Asked why Mendieta seems to be resonating so strongly right now, Hayes responded: “Marginalized lands and bodies continue to be battlegrounds, and I think Mendieta’s work still speaks to a yearning for a deeper sense of self and belonging.” Even more so, he said, “I believe the questions she was asking in the 1970s are still relevant today.”
“I also think her best works achieved a sense of timelessness, and I believe they will continue to be revisited for generations to come.”
At the Sugar Hill Children’s Museum in New York, one of those generations is already putting Mendieta’s art to active, playful use. Designed for three- to eight-year-olds, Ana Mendieta: Thinking About Children’s Thinking presents four of her works, including Facial Hair Transplant, 1972, the black-and-white 1973 film Parachute—both installed at child height—and Untitled (Soul), 1973, a sound piece in which Mendieta interviews fifth- and sixth-graders about the human soul.
In Havana for the opening of his exhibition Crónicas visuales at the Museo Nacional de Bellas Artes, Leandro Soto—a US-based Cuban artist of the ’80s Generation who was close to Mendieta—talked about her impact.
“She was ahead of her time as a clairvoyant, a shaman who could predict the future,” he told Cuban Art News. “And as this art is made by an emigré woman displaced from her original cultural context,” the issues she addressed remain important. “The integration of indigenous local mythologies and land issues, as well as interdisciplinary expressive forms marked new dissident routes of art made with the industrial aesthetic that dominated the 20th century,” he said.
“Ana could explain and talk about her work as if she were a critic, an educator, an intellectual,” Soto continued. “Her conceptual clarity was supported by her artistic work and her creativity was subversive compared to those patterns already established for an artist of her time.”

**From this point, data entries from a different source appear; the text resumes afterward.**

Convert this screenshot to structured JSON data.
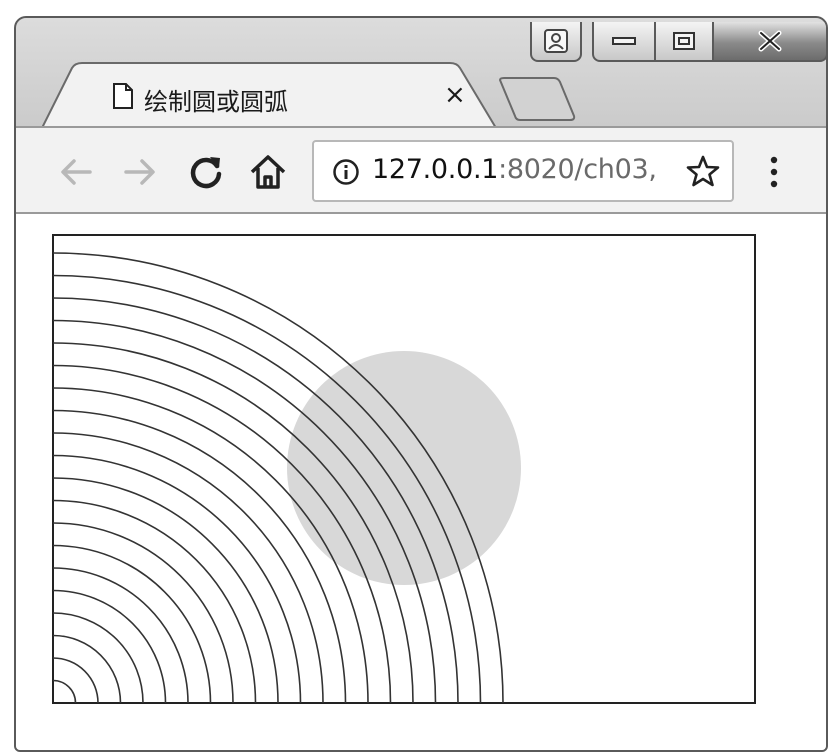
{
  "window": {
    "controls": [
      "user-icon",
      "minimize-icon",
      "maximize-icon",
      "close-icon"
    ]
  },
  "tab": {
    "title": "绘制圆或圆弧",
    "close_label": "×",
    "icon": "document-icon"
  },
  "toolbar": {
    "back_icon": "arrow-left-icon",
    "forward_icon": "arrow-right-icon",
    "reload_icon": "reload-icon",
    "home_icon": "home-icon",
    "menu_icon": "vertical-dots-icon"
  },
  "address_bar": {
    "host": "127.0.0.1",
    "rest": ":8020/ch03,",
    "info_icon": "info-icon",
    "bookmark_icon": "star-icon"
  },
  "canvas": {
    "arcs": {
      "count": 20,
      "radius_step": 22.5,
      "stroke_color": "#333333"
    },
    "circle": {
      "fill_color": "#d8d8d8"
    }
  },
  "colors": {
    "frame_border": "#5a5a5a",
    "toolbar_bg": "#f2f2f2",
    "icon_disabled": "#b8b8b8",
    "icon_enabled": "#222222"
  }
}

Viso sees a social dimension to Mendieta’s impact as well. “Obviously, in the context of the #Me Too movement, Ana’s work has been often elevated within the protest culture around gender,” she said. “She’s been a very symbolic figure in that conversation.
“That her story and her experience would come forward again at this moment is not surprising.”
From an art-historical perspective, Viso said, “I get excited when I see a next generation of scholars and writers and artists thinking about the work and seeing its continued importance and relevance and vitality.”
“For me, she continues to be a touchstone.”